I'm Already Doing a Thankless Job of Wicketkeeping, Don't Want to Do Umpiring: Parthiv Patel

These are the changes Parthiv Patel would like to see in domestic cricket going forward.

A simpler version of the rain-rules, and more incentives for taking wickets in four-day matches. These are the changes Parthiv Patel would like to see in domestic cricket going forward.

Parthiv, the Gujarat captain who has played 25 Tests and 38 ODIs for India, said the current tie-breaker rule in Ranji Trophy where Net Run-Rate is considered if teams are tied on points and outright wins is not ideal.

"There are some funny laws, like the bad light one, or Duckworth-Lewis or what we use here (India uses V Jayadevan method). You can't calculate it, it's just a formula. If you could somehow make it easier," Parthiv told Cricketnext in the Laws of Cricket Challenge.

"There's one more in domestic cricket which is, in a 4-day game, if points and number of outright wins are equal and if you've not played against each other, they will go by the run rate. And run rate doesn't include taking wickets. So in a 4-day format, if you're taking away the advantage of taking wickets, it means caution comes into play. So I feel in four-day cricket, it should always be about taking wickets against scoring runs, not just the run rate."

The run-rate law was, in fact, modified for the 2019-20 domestic season to factor in wickets. As per the current rule, if teams are tied on points and wins (and haven't played each other earlier), the team with higher run quotient will qualify.

The run quotient is calculated as: (runs scored by the team/wickets lost by the team)/(runs scored against the team/wickets taken by the team).

WATCH | The Laws of Cricket Challenge, Episode 1 With Parthiv Patel

On a lighter note, Parthiv, who led Gujarat to the semifinal of the Ranji Trophy earlier this year, said umpiring is not something he would take up as a career after his playing days.

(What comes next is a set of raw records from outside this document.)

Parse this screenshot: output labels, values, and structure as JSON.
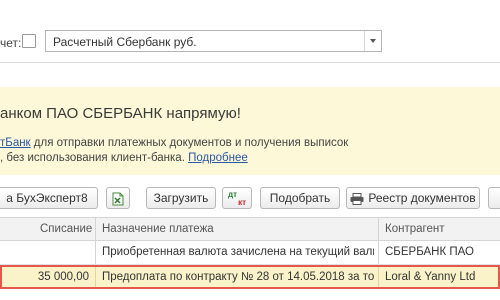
{
  "account": {
    "label": "чет:",
    "selected": "Расчетный Сбербанк руб."
  },
  "banner": {
    "title": "анком ПАО СБЕРБАНК напрямую!",
    "line1_link": "тБанк",
    "line1_rest": " для отправки платежных документов и получения выписок",
    "line2_text": ", без использования клиент-банка. ",
    "line2_link": "Подробнее"
  },
  "toolbar": {
    "buhexpert_label": "а БухЭксперт8",
    "upload_label": "Загрузить",
    "dtkt_top": "дт",
    "dtkt_bottom": "кт",
    "pick_label": "Подобрать",
    "registry_label": "Реестр документов"
  },
  "table": {
    "headers": {
      "debit": "Списание",
      "purpose": "Назначение платежа",
      "counterparty": "Контрагент"
    },
    "rows": [
      {
        "debit": "",
        "purpose": "Приобретенная валюта зачислена на текущий валют...",
        "counterparty": "СБЕРБАНК ПАО"
      },
      {
        "debit": "35 000,00",
        "purpose": "Предоплата по контракту № 28 от 14.05.2018 за това...",
        "counterparty": "Loral & Yanny Ltd"
      }
    ]
  },
  "colors": {
    "banner_bg": "#fdf8d7",
    "link": "#2b57a7",
    "selected_row_bg": "#faf3c9",
    "selected_row_border": "#e5574b"
  },
  "icons": {
    "excel": "excel-icon",
    "dtkt": "dtkt-icon",
    "printer": "printer-icon"
  }
}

"I've already been doing one thankless job of wicketkeeping, I don't want to do another thankless job of umpiring," he said.

"Somehow I have always been very critical of umpires in every form of the game. I have also had lot of fights with umpires. But somehow in the last couple of years I have started to sympathise with umpires, I don't know why. But yes, since I'm about to end my career, maybe I'm slightly more logical about how the game works and all that, so I have all my sympathies for the umpires."